Telling the truth very slowly: In this morning’s New York Times, Jeremy Peters profiles Joe McQuaid, publisher of the (Manchester, N.H.) Union Leader.
The Union Leader was once extremely potent within the Granite State. According to conventional wisdom, it played a very large role in the White House campaign of 1972. In the passage which follows, Peters describes the newspaper’s deeply horrible former publisher. He helps us see how very slowly the mainstream press corps will sometimes tell us the truth:
PETERS (1/9/12): People have feared and loathed The Union Leader ever since the days of the curmudgeonly William Loeb III, who bought the paper in the 1940s and bullied a generation of politicians with vitriolic front-page editorials. Mr. Loeb headlined an article about Henry A. Kissinger’s appointment as secretary of state with an anti-Semitic slur. Edmund S. Muskie became “Moscow Muskie” and a flip-flopper. Mr. Muskie destroyed his candidacy by breaking down and appearing to cry while denouncing Mr. Loeb at a news conference outside the paper’s offices.What a peculiar construction! We’re told that Muskie did break down (and destroy his own candidacy). But at the same time, we’re only told that he appeared to cry.
Muskie was considered to be the guy who could defeat Richard Nixon. This incident helped take the legs out from his campaign. In real time, David Broder played the lead role in claiming that Muskie broke down and cried. On the front page of the Washington Post, Broder reported, the very next day, that Muskie had “tears streaming down his face.”
Fifteen years later, Broder said that might have been wrong. "In retrospect, though, there were a few problems with the Muskie story," Broder wrote." "First, it is unclear whether Muskie did cry." Incredibly, Broder's reporting may have steemed from judgments he and his buddies had reached as they played poker with Muskie. See THE DAILY HOWLER, 8/18/11.
This is a stunning piece of modern press corps history. It provides the gateway to the era in which the “press corps” has dreamed up stories to guide our thinking about the various candidates. Even today, you pretty much aren’t allowed to know about this remarkable episode. What does it mean when Peters says that Muskie appeared to cry?
Ever so slowly, you’re being told, in slender ways, that what you've always heard about Muskie may have been—How do we put this?—something less than true.

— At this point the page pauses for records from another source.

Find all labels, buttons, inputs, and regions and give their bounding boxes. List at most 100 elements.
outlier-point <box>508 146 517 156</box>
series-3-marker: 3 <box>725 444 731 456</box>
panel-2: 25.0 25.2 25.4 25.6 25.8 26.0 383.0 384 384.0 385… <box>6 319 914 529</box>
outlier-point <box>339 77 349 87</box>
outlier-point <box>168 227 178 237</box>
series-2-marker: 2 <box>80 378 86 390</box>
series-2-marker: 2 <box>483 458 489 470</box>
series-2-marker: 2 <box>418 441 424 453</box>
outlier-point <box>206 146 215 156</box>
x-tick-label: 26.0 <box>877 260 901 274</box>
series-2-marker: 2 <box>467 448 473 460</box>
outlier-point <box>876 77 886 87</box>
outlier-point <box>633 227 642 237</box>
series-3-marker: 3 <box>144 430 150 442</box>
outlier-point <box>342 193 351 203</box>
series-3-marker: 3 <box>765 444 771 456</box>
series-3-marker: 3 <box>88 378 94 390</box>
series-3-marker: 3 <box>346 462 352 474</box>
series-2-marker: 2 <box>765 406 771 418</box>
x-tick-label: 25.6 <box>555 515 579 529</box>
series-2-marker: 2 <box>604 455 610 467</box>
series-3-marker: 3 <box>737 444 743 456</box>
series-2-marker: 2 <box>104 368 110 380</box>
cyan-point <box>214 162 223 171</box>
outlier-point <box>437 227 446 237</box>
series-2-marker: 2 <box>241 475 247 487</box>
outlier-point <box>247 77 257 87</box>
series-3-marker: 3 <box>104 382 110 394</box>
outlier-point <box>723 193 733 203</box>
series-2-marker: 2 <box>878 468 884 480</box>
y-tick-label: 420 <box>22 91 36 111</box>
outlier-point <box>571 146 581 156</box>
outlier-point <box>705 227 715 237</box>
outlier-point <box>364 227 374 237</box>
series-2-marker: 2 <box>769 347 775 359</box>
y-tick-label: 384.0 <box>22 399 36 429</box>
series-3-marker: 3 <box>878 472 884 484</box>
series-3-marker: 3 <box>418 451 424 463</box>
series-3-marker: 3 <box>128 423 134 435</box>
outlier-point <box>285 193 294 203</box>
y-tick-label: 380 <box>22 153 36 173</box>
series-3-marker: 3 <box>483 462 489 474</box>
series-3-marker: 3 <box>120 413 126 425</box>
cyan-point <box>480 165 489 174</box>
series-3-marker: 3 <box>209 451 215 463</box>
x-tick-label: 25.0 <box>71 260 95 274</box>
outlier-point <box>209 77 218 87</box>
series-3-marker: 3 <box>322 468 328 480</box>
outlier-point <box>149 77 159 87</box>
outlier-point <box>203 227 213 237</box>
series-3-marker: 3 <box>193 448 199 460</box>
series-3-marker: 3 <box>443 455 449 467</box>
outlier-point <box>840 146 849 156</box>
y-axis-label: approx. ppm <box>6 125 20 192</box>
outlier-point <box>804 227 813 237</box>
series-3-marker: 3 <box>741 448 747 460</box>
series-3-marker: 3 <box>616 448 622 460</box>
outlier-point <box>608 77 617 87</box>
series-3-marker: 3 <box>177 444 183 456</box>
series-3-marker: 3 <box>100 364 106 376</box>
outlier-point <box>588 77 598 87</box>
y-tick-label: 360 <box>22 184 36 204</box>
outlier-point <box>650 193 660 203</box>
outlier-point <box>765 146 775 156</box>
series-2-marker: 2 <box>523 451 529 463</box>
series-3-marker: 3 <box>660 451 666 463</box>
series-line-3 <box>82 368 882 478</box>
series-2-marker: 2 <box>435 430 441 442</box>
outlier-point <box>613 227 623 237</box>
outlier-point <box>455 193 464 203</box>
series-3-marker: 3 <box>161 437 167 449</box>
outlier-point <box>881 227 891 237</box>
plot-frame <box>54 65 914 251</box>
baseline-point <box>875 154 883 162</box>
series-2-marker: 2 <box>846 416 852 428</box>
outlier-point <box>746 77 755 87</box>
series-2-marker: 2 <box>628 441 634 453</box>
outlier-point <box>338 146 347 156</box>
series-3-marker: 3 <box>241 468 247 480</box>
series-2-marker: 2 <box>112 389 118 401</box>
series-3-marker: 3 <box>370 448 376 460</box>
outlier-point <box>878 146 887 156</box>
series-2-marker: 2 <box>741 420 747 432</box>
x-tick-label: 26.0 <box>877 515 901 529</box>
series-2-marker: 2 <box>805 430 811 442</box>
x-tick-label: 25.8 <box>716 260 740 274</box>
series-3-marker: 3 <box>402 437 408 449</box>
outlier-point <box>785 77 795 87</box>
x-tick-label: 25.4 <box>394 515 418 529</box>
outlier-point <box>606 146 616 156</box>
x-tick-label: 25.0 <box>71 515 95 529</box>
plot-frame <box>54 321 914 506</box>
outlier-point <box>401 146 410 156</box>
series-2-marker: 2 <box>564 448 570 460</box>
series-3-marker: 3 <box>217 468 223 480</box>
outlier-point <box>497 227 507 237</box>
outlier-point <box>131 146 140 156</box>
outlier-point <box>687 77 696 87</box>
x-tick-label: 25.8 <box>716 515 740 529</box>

Also involved in Muskie's demise: Also involved in the downfall of Muskie's campaign: The way the press corps declared that he hadn't "met expectations" in the New Hampshire primary, despite a nine-point win over George McGovern.
They still play this self-dealing game. Just last week, Chris Matthews decreed that Romney must win by ten points.
Hmmm.
ReplyDeleteMethinks you're guilty here of one of those sins you often point out in others: ignoring significant context.
It may well have been foolish to set that 50% standard for Muskie in '72; winning is finishing first.
But the standard did not spring full-blown from David Broder's brow. It was set by Muskie's own campaign manager, Maria Carrier. On the record.
Granted, the 'expectations game' has become a parody of itself by now. But reporters didn't start it; they...uh.. reported it. Their job.
I can remember Loeb's front-page editorials with bold-face type and CAPS from the 1956 presidential campaign. Our school newspaper delighted in printing lampoons of his screeds.
ReplyDeleteAt the time, Mr. Loeb had to run the Union-Leader from Massachusetts, since he would have been subject to arrest in New Hampshire. Something to do with a nasty divorce, IIRC.